Darcy exhaló por la nariz y dio una débil sonrisa.

Sabía exactamente a qué se refería Clyde.

Cuando se trataba de ropa y moda, Micah podía ser insoportablemente exigente.

Divagaba, se inquietaba y te hacía probar tres versiones de lo mismo con costuras ligeramente diferentes.

No era exactamente vanidad.

Era pasión.

Darcy caminó hacia el pasillo como alguien que va a una cámara de tortura, no a un vestidor.

Clyde lo vio irse, su sonrisa burlona desvaneciéndose.

Extendió la mano hacia el periódico doblado junto a su plato, pero su mano vaciló.

El dolor en sus sienes había empeorado.

Ni siquiera la cafeína ayudaba.

Cuando Micah se quedaba aquí, había dormido como un bebé.

Pero anoche…

Había tenido otra pesadilla, aunque los detalles ya se desvanecían, solo destellos de algo oscuro y pegajoso, algo que hacía que su pecho se apretara y sus manos se cerraran en puños.

Y luego una de las lámparas junto a la cama había sido destrozada esta mañana.

Lo había limpiado antes de que alguien lo notara.

Gracias a Dios por la alfombra gruesa y las paredes sólidas.

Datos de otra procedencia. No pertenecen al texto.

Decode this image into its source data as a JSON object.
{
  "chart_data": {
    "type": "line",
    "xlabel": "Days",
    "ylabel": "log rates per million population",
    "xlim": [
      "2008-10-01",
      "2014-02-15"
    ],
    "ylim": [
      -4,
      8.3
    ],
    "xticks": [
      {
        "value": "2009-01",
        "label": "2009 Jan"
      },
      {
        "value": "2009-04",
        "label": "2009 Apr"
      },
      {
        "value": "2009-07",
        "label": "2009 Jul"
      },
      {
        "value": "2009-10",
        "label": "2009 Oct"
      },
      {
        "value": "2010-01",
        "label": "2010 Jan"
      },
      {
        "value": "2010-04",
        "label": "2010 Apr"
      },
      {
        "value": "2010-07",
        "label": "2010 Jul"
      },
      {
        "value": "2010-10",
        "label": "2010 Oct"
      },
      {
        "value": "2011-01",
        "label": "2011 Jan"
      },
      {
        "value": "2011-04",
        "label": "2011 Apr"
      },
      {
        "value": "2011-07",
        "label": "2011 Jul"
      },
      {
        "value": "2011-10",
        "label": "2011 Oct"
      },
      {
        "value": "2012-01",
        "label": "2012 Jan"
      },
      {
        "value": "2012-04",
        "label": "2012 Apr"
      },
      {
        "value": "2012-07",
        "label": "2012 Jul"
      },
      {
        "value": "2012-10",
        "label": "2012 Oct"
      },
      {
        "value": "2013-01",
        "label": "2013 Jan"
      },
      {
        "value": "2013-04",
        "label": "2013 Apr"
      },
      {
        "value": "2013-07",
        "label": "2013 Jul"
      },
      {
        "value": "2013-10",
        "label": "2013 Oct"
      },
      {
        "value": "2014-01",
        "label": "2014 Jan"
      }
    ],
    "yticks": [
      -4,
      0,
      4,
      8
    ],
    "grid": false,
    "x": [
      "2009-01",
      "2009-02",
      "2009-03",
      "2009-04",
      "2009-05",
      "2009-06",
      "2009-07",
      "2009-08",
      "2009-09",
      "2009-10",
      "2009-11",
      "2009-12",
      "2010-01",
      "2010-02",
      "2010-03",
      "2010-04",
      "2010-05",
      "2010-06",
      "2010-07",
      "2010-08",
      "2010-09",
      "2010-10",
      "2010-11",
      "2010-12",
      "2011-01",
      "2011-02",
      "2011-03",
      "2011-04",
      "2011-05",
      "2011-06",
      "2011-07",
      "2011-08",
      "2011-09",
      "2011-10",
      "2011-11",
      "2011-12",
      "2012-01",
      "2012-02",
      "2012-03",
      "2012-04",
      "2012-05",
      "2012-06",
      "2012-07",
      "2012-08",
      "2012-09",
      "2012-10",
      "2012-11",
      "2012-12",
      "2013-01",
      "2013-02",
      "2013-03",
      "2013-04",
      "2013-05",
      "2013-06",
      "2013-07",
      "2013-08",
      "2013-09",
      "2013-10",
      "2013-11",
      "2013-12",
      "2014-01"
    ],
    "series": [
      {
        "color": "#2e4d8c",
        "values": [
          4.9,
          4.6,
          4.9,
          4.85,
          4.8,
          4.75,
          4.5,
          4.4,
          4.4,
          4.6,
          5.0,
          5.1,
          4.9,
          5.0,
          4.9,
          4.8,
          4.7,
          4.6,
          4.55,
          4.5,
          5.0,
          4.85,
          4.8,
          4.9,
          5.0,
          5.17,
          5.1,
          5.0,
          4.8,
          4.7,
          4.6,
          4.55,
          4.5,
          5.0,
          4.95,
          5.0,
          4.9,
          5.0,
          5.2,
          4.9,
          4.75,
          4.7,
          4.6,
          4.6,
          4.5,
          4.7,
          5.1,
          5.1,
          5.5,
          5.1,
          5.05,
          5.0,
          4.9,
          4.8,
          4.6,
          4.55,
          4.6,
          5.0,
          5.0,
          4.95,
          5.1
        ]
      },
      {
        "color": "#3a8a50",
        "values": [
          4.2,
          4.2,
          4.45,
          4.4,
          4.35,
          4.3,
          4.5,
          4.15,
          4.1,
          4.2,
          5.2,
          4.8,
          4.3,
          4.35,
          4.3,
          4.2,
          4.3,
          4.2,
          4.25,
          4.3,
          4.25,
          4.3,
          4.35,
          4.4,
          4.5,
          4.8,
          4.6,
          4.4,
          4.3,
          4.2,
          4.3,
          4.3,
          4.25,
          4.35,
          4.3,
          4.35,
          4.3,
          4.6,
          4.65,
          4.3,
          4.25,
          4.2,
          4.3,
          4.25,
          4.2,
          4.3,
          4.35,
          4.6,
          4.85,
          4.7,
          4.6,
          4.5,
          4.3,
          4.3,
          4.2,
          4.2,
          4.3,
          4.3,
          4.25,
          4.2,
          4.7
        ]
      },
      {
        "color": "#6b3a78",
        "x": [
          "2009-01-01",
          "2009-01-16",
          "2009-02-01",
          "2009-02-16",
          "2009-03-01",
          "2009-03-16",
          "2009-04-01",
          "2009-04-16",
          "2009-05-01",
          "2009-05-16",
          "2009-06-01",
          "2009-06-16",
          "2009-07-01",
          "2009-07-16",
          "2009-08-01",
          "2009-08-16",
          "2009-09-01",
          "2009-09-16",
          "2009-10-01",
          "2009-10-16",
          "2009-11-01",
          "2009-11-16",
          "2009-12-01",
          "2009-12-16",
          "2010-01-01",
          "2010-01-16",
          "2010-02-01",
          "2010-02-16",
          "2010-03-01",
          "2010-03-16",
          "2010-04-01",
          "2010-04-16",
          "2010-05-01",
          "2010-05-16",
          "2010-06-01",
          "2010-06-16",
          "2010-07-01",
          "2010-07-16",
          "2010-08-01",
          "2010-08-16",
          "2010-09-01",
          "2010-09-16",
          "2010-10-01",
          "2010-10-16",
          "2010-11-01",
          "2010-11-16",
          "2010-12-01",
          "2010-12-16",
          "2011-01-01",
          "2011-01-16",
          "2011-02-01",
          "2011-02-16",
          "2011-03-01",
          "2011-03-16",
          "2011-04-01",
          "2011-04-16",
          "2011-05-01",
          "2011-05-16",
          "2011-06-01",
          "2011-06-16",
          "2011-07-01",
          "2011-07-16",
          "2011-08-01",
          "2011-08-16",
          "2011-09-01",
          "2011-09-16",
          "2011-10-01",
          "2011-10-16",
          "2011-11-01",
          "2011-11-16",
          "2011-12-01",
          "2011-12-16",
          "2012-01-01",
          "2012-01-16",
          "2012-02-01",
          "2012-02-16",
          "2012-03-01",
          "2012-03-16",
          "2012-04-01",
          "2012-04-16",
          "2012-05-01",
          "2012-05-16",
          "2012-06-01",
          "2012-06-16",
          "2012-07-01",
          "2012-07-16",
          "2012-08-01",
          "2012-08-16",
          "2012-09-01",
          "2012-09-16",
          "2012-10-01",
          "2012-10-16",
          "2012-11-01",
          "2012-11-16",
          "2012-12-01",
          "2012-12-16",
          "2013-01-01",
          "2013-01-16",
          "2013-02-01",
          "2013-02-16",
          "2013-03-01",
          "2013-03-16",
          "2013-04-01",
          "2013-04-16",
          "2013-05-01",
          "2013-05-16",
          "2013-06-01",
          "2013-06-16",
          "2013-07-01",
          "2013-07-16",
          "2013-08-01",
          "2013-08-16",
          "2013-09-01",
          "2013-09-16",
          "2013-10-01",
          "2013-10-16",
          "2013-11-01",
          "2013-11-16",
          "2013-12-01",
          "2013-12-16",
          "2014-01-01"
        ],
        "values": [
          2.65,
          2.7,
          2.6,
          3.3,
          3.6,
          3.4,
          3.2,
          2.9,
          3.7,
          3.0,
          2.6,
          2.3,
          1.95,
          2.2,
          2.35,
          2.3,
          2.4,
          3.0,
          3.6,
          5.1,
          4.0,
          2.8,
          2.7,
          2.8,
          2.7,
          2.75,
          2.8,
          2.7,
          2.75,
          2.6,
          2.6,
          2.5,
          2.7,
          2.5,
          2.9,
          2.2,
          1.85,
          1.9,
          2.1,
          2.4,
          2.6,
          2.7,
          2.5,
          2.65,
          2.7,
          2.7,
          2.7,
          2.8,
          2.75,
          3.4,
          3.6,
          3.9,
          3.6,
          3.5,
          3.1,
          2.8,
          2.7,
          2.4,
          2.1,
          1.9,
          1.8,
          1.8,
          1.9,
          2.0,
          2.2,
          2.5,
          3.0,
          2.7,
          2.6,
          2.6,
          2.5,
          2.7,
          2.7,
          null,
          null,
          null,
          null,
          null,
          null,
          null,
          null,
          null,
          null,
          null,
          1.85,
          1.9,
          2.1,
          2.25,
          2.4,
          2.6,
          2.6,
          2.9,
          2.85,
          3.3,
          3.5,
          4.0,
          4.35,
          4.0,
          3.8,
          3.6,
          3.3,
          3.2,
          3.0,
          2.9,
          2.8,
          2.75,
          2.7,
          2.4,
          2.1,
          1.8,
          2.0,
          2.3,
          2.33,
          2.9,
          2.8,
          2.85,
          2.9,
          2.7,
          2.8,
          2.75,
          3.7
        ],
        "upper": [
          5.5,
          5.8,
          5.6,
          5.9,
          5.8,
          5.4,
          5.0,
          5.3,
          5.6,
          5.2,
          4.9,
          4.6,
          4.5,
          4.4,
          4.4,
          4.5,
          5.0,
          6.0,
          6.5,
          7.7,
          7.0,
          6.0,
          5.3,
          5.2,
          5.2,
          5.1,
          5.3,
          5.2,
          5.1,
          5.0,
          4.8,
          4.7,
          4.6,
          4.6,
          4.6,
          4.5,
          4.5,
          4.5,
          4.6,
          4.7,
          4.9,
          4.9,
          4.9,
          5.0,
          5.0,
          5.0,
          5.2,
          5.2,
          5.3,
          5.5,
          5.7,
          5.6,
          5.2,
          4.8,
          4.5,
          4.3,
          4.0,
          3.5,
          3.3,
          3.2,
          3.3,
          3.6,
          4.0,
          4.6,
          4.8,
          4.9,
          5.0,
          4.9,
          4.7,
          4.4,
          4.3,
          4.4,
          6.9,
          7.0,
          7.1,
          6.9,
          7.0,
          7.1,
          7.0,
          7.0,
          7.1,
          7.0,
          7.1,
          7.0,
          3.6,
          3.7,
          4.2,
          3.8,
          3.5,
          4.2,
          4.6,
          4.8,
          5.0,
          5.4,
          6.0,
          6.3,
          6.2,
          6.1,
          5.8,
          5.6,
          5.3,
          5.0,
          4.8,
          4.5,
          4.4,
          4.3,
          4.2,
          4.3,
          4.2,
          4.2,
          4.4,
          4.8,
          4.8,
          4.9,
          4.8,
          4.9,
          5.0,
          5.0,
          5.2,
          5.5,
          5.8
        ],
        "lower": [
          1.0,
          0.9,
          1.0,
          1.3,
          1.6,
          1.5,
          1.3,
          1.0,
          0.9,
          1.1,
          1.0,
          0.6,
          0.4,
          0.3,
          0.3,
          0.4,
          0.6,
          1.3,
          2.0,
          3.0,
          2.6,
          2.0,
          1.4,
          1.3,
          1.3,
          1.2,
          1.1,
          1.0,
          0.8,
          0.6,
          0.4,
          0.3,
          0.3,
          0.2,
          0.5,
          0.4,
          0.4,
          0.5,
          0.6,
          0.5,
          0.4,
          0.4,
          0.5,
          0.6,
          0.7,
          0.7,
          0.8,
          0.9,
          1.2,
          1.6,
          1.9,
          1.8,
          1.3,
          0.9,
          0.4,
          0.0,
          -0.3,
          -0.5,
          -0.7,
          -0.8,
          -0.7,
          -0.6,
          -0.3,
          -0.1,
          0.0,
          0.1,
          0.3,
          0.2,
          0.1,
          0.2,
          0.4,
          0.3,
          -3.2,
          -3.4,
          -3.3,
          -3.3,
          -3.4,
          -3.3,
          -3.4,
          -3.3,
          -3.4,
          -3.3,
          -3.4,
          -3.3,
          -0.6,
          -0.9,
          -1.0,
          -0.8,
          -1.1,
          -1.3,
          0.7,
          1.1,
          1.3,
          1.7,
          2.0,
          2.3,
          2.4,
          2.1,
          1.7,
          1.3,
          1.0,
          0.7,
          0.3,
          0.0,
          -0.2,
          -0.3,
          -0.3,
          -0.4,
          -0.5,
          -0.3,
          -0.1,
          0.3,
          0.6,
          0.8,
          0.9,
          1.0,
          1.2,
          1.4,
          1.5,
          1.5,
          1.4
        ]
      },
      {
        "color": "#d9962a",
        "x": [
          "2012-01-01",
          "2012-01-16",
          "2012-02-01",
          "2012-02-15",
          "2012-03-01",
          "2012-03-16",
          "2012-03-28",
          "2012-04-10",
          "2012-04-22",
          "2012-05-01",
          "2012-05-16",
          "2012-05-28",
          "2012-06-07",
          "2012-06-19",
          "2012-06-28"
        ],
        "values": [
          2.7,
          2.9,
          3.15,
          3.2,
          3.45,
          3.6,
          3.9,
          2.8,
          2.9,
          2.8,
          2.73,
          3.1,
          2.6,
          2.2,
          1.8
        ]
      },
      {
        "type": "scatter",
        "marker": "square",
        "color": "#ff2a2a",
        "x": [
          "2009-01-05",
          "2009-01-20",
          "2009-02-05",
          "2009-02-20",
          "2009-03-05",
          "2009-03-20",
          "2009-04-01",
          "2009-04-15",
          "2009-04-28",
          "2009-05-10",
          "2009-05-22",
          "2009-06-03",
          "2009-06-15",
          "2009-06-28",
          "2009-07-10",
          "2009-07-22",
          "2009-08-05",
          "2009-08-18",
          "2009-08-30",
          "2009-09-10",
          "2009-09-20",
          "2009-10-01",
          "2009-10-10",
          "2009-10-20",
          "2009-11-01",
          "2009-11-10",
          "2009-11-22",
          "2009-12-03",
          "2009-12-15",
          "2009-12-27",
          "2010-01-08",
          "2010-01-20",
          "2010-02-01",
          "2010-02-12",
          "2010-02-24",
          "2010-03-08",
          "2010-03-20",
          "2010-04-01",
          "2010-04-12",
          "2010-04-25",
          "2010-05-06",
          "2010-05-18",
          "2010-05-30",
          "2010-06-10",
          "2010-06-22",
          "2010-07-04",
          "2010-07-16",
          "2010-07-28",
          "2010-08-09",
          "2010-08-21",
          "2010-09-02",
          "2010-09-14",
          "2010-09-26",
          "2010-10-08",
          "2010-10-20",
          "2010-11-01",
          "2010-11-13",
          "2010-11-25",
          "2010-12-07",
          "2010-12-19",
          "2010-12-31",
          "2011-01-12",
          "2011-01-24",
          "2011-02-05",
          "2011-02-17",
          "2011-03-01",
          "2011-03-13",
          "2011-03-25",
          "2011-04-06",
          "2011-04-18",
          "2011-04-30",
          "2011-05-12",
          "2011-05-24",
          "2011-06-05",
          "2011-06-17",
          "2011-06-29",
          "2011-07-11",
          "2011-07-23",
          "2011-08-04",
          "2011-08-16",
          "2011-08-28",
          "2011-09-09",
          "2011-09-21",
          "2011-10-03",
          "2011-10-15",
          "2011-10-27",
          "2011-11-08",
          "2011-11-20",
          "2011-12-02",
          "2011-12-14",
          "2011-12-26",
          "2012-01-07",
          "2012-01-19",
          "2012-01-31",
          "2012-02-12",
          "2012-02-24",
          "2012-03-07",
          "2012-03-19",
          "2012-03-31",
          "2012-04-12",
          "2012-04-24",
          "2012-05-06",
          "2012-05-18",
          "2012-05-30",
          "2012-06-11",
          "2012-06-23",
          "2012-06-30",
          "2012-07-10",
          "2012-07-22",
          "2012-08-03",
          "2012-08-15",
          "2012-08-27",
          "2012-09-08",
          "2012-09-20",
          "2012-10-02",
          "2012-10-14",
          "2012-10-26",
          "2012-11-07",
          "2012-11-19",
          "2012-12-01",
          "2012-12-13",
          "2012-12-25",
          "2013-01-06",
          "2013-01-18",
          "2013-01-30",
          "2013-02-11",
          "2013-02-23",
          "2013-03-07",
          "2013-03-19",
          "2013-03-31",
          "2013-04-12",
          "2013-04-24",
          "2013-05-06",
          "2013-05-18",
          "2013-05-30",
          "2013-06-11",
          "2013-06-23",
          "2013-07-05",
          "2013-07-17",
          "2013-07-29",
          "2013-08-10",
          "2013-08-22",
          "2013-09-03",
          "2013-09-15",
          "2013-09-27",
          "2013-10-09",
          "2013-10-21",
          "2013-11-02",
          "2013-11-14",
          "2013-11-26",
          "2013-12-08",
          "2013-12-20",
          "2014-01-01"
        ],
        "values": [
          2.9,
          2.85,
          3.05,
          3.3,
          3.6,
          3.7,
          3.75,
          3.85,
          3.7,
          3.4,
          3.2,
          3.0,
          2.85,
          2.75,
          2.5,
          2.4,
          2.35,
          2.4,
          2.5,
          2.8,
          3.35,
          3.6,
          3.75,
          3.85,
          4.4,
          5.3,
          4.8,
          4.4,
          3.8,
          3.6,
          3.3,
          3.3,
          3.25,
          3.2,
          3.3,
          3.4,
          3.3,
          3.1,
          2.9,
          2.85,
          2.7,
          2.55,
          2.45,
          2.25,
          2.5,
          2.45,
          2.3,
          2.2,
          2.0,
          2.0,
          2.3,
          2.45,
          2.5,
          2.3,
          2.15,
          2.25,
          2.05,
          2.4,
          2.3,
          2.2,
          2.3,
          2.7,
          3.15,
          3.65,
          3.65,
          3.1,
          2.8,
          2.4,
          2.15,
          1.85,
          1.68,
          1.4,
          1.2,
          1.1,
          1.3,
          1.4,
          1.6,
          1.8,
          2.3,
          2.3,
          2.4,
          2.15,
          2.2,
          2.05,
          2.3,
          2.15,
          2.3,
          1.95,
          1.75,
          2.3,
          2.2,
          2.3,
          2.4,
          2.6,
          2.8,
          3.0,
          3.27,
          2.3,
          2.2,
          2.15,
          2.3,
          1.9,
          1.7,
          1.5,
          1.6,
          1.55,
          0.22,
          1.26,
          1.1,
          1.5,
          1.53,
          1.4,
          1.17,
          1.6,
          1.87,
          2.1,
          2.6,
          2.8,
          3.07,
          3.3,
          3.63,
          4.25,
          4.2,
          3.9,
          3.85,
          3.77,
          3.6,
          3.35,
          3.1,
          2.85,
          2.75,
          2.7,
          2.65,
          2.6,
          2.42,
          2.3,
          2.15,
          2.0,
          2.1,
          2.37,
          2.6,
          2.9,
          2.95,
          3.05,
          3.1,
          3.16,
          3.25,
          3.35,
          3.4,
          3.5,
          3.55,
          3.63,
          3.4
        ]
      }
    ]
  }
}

Levantó la mano y rozó con los dedos las cuentas de oración de madera en su muñeca distraídamente.

Tal vez era hora de visitar a ese maestro de nuevo.

Solo para asegurarse de que el pasado no estaba tratando de alcanzarlo.

Hasta entonces, tener algunas pastillas para dormir a mano sería una buena idea.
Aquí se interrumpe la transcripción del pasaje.